良く似ているキクイモモドキ、イヌキクイモ、オオハンゴンソウ、アラゲハンゴンソウも調べてみました。
★キクイモモドキ キク科キクイモモドキ属。多年草。別名ヒメヒマワリ。ヘリオプシス。北アメリカ原産の帰化植物。草丈は50〜150センチ。開花が7〜10月。花は直径5〜7センチ程で黄色い花や橙黄色の花を咲かせます。花には八重咲きの品種もあります。果実が完熟するまで花弁(舌状花)が残ります。葉は卵形で対生。園芸種として庭や花壇に植えられています。名前の由来は地下に塊茎を作らないことから、モドキが付いたようです。繁殖は種によります。どうしても違いが分からない時は地下にある塊茎があるかないかで、判断することもできます。キクイモとは属が違う別種になりますが、良く似ていて紛らわしい種類になっています。
★イヌキクイモ キク科ヒマワリ属。北アメリカ原産の帰化植物。草丈は1〜3メートル。開花時期は7〜8月。特徴は葉の鋸歯がキクイモよりも小さく茎に毛が少ない事になるようです。地上部はキクイモにそっくりで見分けがつかないようです。違いは塊茎に出ます。イヌキクイモはイヌが付くだけに食用にしません。塊茎は小さく、ほっそりとした形が特徴です。食用になりますが小さい事で食用に適さないことからイヌキクイモと名前が付いたようです。通例不食ですが毒は無く食べることはできますので、キクイモと間違って誤食しても問題は無いです。
★オオハンゴンソウ キク科オオハンゴンソウ属。北アメリカ原産の多年草。別名ルドベキア(オオハンゴンソウ属の総称として)。ルドベキア・ラシニアタ。オオハンゴンソウは環境省の特定外来生物に指定されています。草丈は50センチ〜3メートルに達します。明治中期に日本に観賞用として渡来しました。現在は輸入も流通も禁止されている植物です。分布は北海道、本州、四国、九州、沖縄。繁殖力も強いのですが、もともと園芸品種と言うこともあるのか日本全土に進出しました。特に中部地方以北に多く生育しています。オオハンゴンソウは大群落を作ることも知られていて、在来種に与える影響はとても大きいです。根絶が難しく特に湿原での影響が大きいようです。湿った土質を好み、湿原、湿地、畑地、河川敷、路傍、荒地などに生えています。開花期は7〜10月。花の直径は6〜10センチ。花色は黄色。管状花(花の中央にある半球形や円錐形に見える部分)は黄緑色。葉は互生。葉は羽状で深裂していて5〜7裂しています。葉縁には鋸歯があります。茎に毛がありません。あっても短毛がまばらに生えているだけです。神奈川県では箱根で繁殖していますが、今のところ他地域には広がっていないようです。オオハンゴンソウは園芸品種として作られた種類も多く、ルドベキアの総称で呼ばれています。これらは鉢植えや切り花に利用されています。
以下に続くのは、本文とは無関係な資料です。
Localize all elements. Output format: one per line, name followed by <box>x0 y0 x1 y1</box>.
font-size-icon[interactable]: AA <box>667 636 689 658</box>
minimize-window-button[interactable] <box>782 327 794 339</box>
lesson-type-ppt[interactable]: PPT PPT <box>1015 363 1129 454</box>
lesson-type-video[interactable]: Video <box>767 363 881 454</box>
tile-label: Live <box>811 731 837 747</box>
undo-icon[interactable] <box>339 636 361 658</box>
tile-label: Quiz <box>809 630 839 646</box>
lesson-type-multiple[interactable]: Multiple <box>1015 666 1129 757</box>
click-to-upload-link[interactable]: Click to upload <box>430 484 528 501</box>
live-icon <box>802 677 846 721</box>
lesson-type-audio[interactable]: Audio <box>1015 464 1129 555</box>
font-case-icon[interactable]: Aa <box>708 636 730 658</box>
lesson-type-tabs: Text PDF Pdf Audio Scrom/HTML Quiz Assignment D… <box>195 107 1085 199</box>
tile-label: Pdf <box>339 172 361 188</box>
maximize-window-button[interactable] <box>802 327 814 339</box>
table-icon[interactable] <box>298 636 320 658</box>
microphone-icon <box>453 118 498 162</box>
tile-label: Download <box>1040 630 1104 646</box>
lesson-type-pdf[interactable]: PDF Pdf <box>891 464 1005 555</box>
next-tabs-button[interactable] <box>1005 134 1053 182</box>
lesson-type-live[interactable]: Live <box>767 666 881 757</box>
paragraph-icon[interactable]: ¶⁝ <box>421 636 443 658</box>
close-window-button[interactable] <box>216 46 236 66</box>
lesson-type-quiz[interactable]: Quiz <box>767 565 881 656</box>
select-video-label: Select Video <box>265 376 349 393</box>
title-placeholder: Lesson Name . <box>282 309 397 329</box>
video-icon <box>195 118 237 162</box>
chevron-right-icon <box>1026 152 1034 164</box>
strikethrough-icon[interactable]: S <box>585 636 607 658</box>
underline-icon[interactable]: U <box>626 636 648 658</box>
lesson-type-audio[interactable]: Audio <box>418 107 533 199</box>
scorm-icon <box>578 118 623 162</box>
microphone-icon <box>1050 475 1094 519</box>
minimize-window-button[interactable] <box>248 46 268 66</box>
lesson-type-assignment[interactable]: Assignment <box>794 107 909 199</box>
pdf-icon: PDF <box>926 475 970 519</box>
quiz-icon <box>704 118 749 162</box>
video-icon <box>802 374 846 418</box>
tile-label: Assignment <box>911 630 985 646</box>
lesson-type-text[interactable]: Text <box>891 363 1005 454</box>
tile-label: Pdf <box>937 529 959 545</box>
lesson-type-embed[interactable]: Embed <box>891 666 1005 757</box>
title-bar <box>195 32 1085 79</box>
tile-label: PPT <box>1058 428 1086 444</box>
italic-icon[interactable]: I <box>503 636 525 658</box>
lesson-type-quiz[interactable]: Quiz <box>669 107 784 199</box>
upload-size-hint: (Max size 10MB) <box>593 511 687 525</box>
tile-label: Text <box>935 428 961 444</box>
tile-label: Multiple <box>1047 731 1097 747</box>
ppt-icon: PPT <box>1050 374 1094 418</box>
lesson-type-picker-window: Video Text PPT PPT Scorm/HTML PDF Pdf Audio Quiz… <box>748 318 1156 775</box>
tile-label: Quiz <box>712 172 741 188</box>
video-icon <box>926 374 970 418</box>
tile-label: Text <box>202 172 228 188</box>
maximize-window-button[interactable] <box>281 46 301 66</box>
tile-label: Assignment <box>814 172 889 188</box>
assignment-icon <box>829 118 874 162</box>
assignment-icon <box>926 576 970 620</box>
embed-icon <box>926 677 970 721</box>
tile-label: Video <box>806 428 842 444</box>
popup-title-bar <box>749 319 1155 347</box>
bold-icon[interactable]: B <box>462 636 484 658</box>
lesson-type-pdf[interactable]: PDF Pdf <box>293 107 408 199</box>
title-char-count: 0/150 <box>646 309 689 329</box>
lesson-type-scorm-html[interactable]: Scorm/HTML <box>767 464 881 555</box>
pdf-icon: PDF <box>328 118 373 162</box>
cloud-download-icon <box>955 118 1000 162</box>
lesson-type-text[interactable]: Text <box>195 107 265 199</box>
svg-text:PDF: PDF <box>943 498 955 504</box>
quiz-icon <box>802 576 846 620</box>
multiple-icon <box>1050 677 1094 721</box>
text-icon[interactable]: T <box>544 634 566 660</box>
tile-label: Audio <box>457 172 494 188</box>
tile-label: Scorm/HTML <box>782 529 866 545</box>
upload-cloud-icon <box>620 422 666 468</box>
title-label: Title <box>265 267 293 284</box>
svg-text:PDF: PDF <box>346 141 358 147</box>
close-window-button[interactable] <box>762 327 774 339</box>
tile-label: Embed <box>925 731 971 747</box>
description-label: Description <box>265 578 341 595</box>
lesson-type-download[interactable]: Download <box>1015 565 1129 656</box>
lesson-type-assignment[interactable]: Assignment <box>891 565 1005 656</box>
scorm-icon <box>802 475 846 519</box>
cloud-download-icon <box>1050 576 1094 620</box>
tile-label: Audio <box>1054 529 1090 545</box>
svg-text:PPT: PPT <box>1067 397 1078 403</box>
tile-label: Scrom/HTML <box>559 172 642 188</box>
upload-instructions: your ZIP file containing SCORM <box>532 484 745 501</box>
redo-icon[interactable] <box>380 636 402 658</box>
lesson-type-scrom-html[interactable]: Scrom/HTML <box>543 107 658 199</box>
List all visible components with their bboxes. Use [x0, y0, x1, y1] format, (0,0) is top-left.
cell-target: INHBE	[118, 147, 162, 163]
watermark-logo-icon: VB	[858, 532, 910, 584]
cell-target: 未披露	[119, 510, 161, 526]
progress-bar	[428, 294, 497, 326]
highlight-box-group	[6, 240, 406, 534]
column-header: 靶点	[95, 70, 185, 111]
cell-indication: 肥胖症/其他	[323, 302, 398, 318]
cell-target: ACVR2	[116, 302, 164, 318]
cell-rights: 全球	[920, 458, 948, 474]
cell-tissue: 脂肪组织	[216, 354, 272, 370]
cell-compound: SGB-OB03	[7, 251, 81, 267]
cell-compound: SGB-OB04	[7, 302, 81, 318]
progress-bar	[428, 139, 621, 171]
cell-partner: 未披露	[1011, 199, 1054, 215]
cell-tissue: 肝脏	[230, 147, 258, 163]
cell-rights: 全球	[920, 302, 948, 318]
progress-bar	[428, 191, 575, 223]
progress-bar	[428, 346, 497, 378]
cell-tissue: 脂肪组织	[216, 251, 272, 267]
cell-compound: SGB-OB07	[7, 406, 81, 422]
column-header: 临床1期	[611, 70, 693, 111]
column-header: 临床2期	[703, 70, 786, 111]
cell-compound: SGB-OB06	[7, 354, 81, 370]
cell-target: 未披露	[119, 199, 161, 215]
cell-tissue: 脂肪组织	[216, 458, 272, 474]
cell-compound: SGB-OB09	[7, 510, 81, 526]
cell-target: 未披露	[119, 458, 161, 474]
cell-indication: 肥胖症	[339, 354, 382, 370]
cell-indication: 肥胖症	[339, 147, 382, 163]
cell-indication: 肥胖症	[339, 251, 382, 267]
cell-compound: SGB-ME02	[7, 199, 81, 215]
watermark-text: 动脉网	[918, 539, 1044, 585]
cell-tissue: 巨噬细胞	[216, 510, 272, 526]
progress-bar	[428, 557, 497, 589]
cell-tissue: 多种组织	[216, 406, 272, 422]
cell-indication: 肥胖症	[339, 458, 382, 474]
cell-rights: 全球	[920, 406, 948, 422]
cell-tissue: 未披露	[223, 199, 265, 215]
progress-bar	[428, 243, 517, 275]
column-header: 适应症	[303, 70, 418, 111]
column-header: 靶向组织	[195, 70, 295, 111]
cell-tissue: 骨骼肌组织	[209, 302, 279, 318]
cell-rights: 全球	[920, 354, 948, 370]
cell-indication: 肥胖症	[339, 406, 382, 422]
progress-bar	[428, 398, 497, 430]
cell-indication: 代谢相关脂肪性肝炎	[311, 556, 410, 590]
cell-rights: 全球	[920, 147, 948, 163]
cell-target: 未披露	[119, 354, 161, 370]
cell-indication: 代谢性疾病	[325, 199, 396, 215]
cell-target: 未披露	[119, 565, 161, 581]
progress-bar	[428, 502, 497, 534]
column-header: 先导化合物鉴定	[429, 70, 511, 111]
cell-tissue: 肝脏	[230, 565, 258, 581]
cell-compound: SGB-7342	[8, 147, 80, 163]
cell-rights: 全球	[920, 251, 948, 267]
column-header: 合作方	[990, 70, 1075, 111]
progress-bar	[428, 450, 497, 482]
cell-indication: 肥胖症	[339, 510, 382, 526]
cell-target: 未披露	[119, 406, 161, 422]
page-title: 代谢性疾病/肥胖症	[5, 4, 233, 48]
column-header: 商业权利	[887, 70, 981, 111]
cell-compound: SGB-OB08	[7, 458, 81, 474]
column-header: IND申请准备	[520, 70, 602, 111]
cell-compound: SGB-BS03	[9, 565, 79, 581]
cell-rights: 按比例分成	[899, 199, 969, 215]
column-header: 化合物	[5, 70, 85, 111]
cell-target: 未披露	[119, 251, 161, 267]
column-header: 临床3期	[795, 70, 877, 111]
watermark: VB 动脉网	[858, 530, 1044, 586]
★アラゲハンゴンソウ キク科オオハンゴンソウ属。別名キヌガサギク。北アメリカ原産。1年草(寿命の短い多年草)とされています。別名キヌガサギク、ルドベキア(オオハンゴンソウ属の総称)。草丈は50〜90センチ程。日本には大正時代に園芸品種として渡来しました。分布は北海道、本州、四国で野生化しています。特に寒冷地に多い種類になります。繁殖力が強く範囲を広げています。山地の路傍、空き地、草地に生育しています。開花期は7〜10月。花の直径は6〜9センチ程。花色は黄色。管状花は紫黒色。葉や茎には毛が生えていてザラザラしています。この特徴が名前の由来になったようです。茎や葉には剛毛が生えています。葉は長楕円形や卵形で鋸歯があります。基部の葉には柄があり、上部の葉は互生して柄がありません。アラゲハンゴンソウは オオハンゴンソウと同じくルドベキアと呼ばれる外来種ですが、 アラゲハンゴンソウは環境省の特定外来生物に指定されていません。しかし繁殖力が強く、雑草化が進んでいます。繁殖は種によります。見ごたえがあるので、アラゲハンゴンソウは主に花壇に植えられています。切り花にもされています。最近ではオレンジ色の花の品種もあるようです。
・ルドベキアの園芸品種は沢山あります。その中のいくつかを紹介します。人家の庭や花壇に咲いていた種類です。
上、ルドベキア・トリロパ よく花壇等で見かける種類です。
上、ルドベキア・トリロバ・タカオ ルドベキア・トリロパから作られた園芸品種。大きな花と淡い緑色の筒状花が特徴で、花径10〜15センチの大輪を付ける品種です。草丈は1メートル。
上、プレーリー・サン ヒルタ種から作られた園芸品種。草丈は60〜80センチ。
上、ルドベキア・カプチーノ ヒルタ種から作られた園芸品種。花が大きく花径10〜15センチの大輪を付ける品種です。草丈は30〜70センチ。
上、名前の分からない種類も多いです。その中の1つです。
まだまだ花壇等で見られる園芸品種は数多くあります。しかし似た種が多く、ネームプレートが無いと品種の名前は分かりません。これだけ種類が多いとは知りませんでした。